Jugendreport zeigt, wie wenig elf- bis 15-jährige Schüler noch von der Natur wissen

Berlin. Das ist aber eine merkwürdige Frage: "Wie viele Eier legt ein Huhn pro Tag?" Ausgedacht hat sie sich der Marburger Natursoziologe Rainer Brämer für seinen "Jugendreport Natur 2010", den er gestern in Berlin vorstellte. Von Februar bis Mai haben mehr als 3000 Sechst- und Neuntklässler aller Schulformen aus sechs Bundesländern (Schwerpunkt Nordwestdeutschland) Fragebögen ausgefüllt, die ihr naturkundliches sowie land- und forstwirtschaftliches Basiswissen testeten - und viele Lücken aufdeckten.

Wie viele Eier also? "Ich legte jeden Tag ein Ei und sonntags auch mal zwei", sangen die Comedian Harmonists einst fast treffend, doch das Berliner Sänger-Ensemble (1927-1935) wird eher selten auf YouTube oder Viva gezeigt. In Wahrheit schaffen die knapp 26,7 Millionen hochgezüchteten Legehennen in Deutschland nicht mal ein Ei pro Tag, sondern im Schnitt 0,8 - übrigens auch sonntags.

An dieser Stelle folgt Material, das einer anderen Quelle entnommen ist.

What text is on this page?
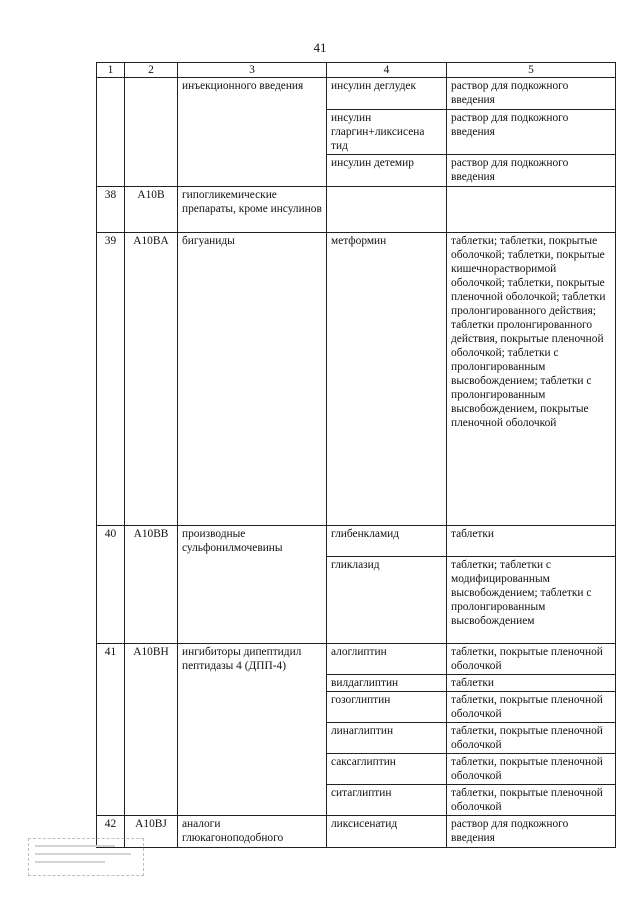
41
1	2	3	4	5
		инъекционного введения	инсулин деглудек	раствор для подкожного введения
			инсулин гларгин+ликсисена тид	раствор для подкожного введения
			инсулин детемир	раствор для подкожного введения
38	A10B	гипогликемические препараты, кроме инсулинов		
39	A10BA	бигуаниды	метформин	таблетки; таблетки, покрытые оболочкой; таблетки, покрытые кишечнорастворимой оболочкой; таблетки, покрытые пленочной оболочкой; таблетки пролонгированного действия; таблетки пролонгированного действия, покрытые пленочной оболочкой; таблетки с пролонгированным высвобождением; таблетки с пролонгированным высвобождением, покрытые пленочной оболочкой
40	A10BB	производные сульфонилмочевины	глибенкламид	таблетки
			гликлазид	таблетки; таблетки с модифицированным высвобождением; таблетки с пролонгированным высвобождением
41	A10BH	ингибиторы дипептидил пептидазы 4 (ДПП-4)	алоглиптин	таблетки, покрытые пленочной оболочкой
			вилдаглиптин	таблетки
			гозоглиптин	таблетки, покрытые пленочной оболочкой
			линаглиптин	таблетки, покрытые пленочной оболочкой
			саксаглиптин	таблетки, покрытые пленочной оболочкой
			ситаглиптин	таблетки, покрытые пленочной оболочкой
42	A10BJ	аналоги глюкагоноподобного	ликсисенатид	раствор для подкожного введения
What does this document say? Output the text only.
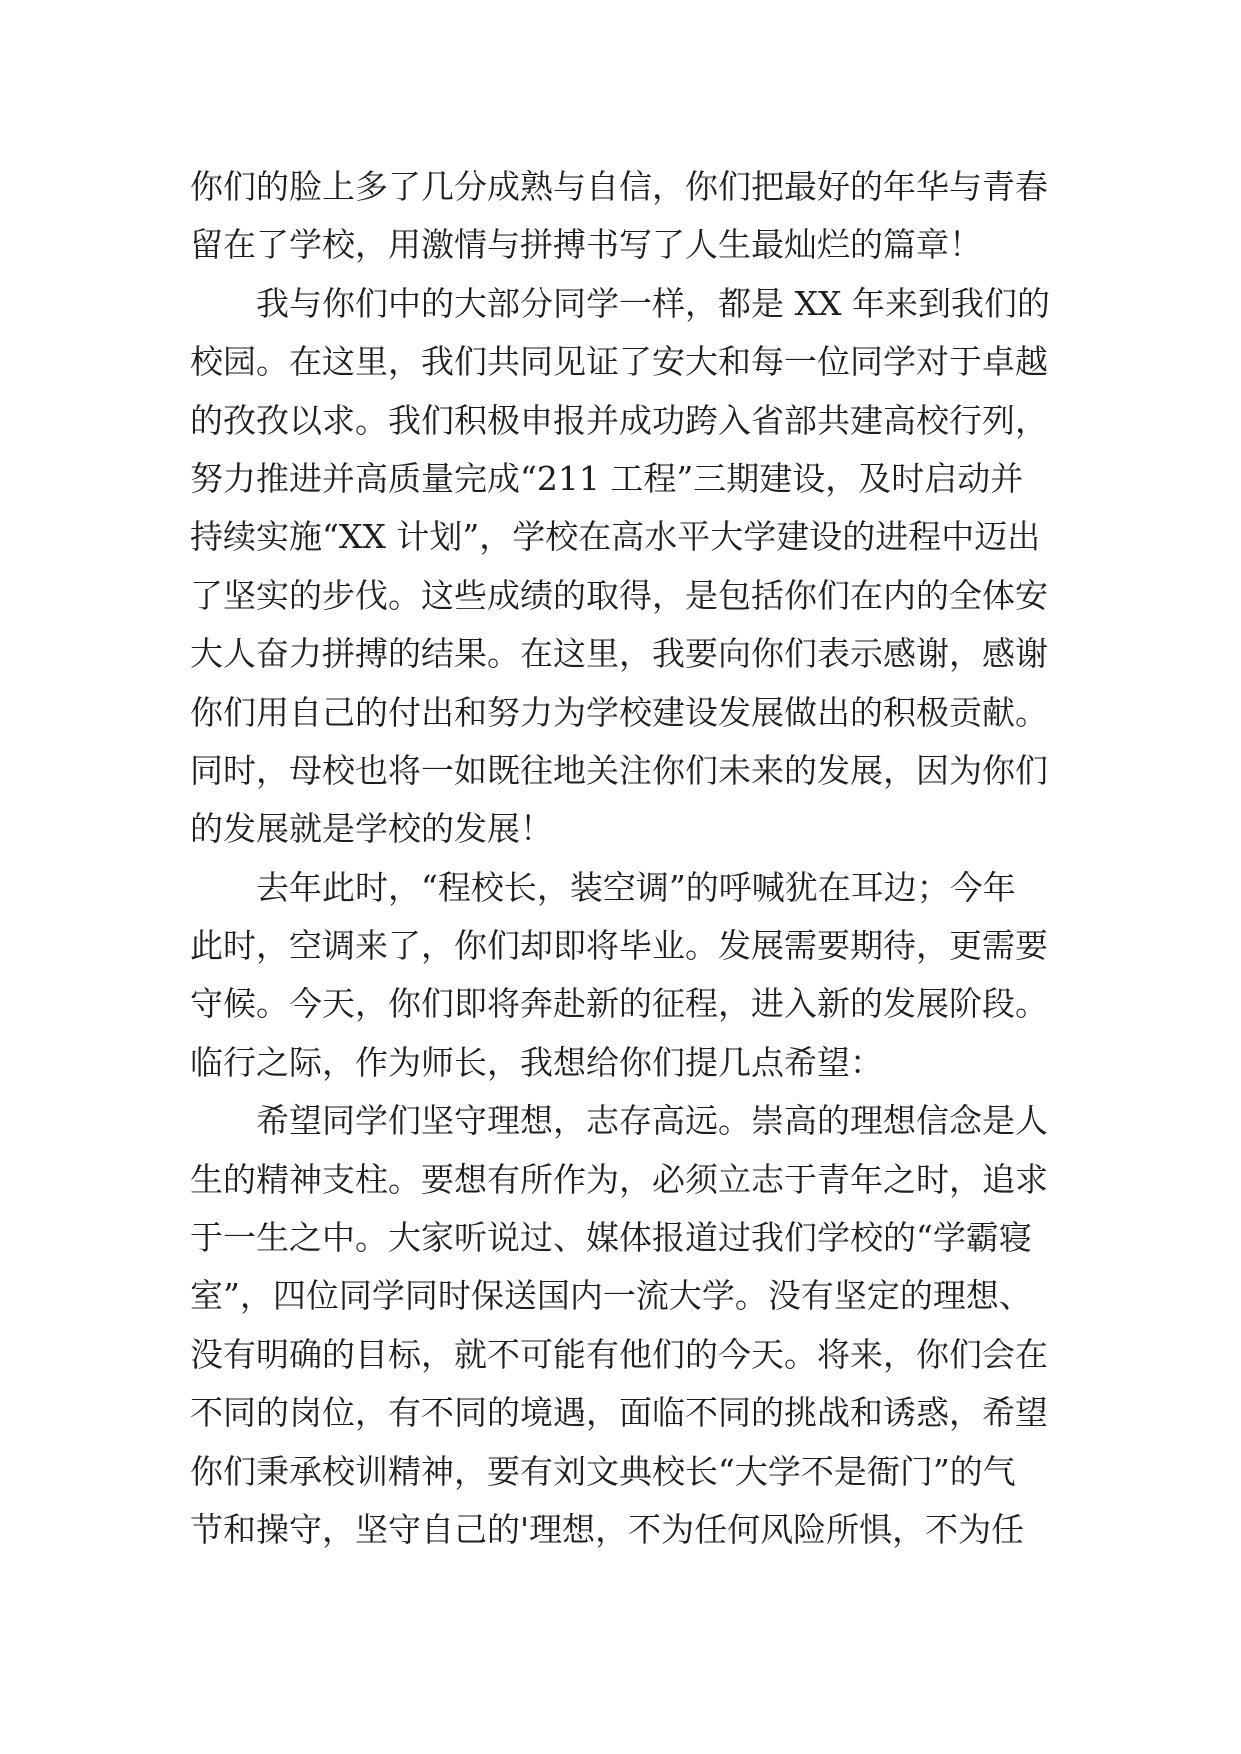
你们的脸上多了几分成熟与自信，你们把最好的年华与青春
留在了学校，用激情与拼搏书写了人生最灿烂的篇章！
我与你们中的大部分同学一样，都是 XX 年来到我们的
校园。在这里，我们共同见证了安大和每一位同学对于卓越
的孜孜以求。我们积极申报并成功跨入省部共建高校行列，
努力推进并高质量完成“211 工程”三期建设，及时启动并
持续实施“XX 计划”，学校在高水平大学建设的进程中迈出
了坚实的步伐。这些成绩的取得，是包括你们在内的全体安
大人奋力拼搏的结果。在这里，我要向你们表示感谢，感谢
你们用自己的付出和努力为学校建设发展做出的积极贡献。
同时，母校也将一如既往地关注你们未来的发展，因为你们
的发展就是学校的发展！
去年此时，“程校长，装空调”的呼喊犹在耳边；今年
此时，空调来了，你们却即将毕业。发展需要期待，更需要
守候。今天，你们即将奔赴新的征程，进入新的发展阶段。
临行之际，作为师长，我想给你们提几点希望：
希望同学们坚守理想，志存高远。崇高的理想信念是人
生的精神支柱。要想有所作为，必须立志于青年之时，追求
于一生之中。大家听说过、媒体报道过我们学校的“学霸寝
室”，四位同学同时保送国内一流大学。没有坚定的理想、
没有明确的目标，就不可能有他们的今天。将来，你们会在
不同的岗位，有不同的境遇，面临不同的挑战和诱惑，希望
你们秉承校训精神，要有刘文典校长“大学不是衙门”的气
节和操守，坚守自己的'理想，不为任何风险所惧，不为任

43 Prozent der Schüler meinen, ein Huhn legt am Tag zumindest zwei Eier

Doch 17 Prozent der Elf- bis 15-Jährigen meinen, die Hühnerfrau schaffe zwei Eier, jeweils 13 Prozent wollen der Henne sogar drei beziehungsweise vier bis sechs Eier unterschieben. "Dass Hühner einen ganzen Tag brauchen, um ein Ei zu produzieren, kann sich nur jeder dritte Schüler vorstellen", bemängelt Rainer Brämer.

Nächste Frage: In welcher Himmelsrichtung geht die Sonne auf? 59 Prozent der Schüler wussten es: im Osten. Das ist immerhin mehr als die Hälfte. Aber reicht das? "Obwohl sich die Jugend trotz Klimakatastrophe auf nichts mehr freut als auf einen heißen Sommertag, sind der sphärische Lauf des Wärmespenders oder die von der Sonne markierten Himmelsrichtungen fast der Hälfte fremd", bedauert Brämer. Jeder Neunte lokalisiert die Sonne sogar im Norden.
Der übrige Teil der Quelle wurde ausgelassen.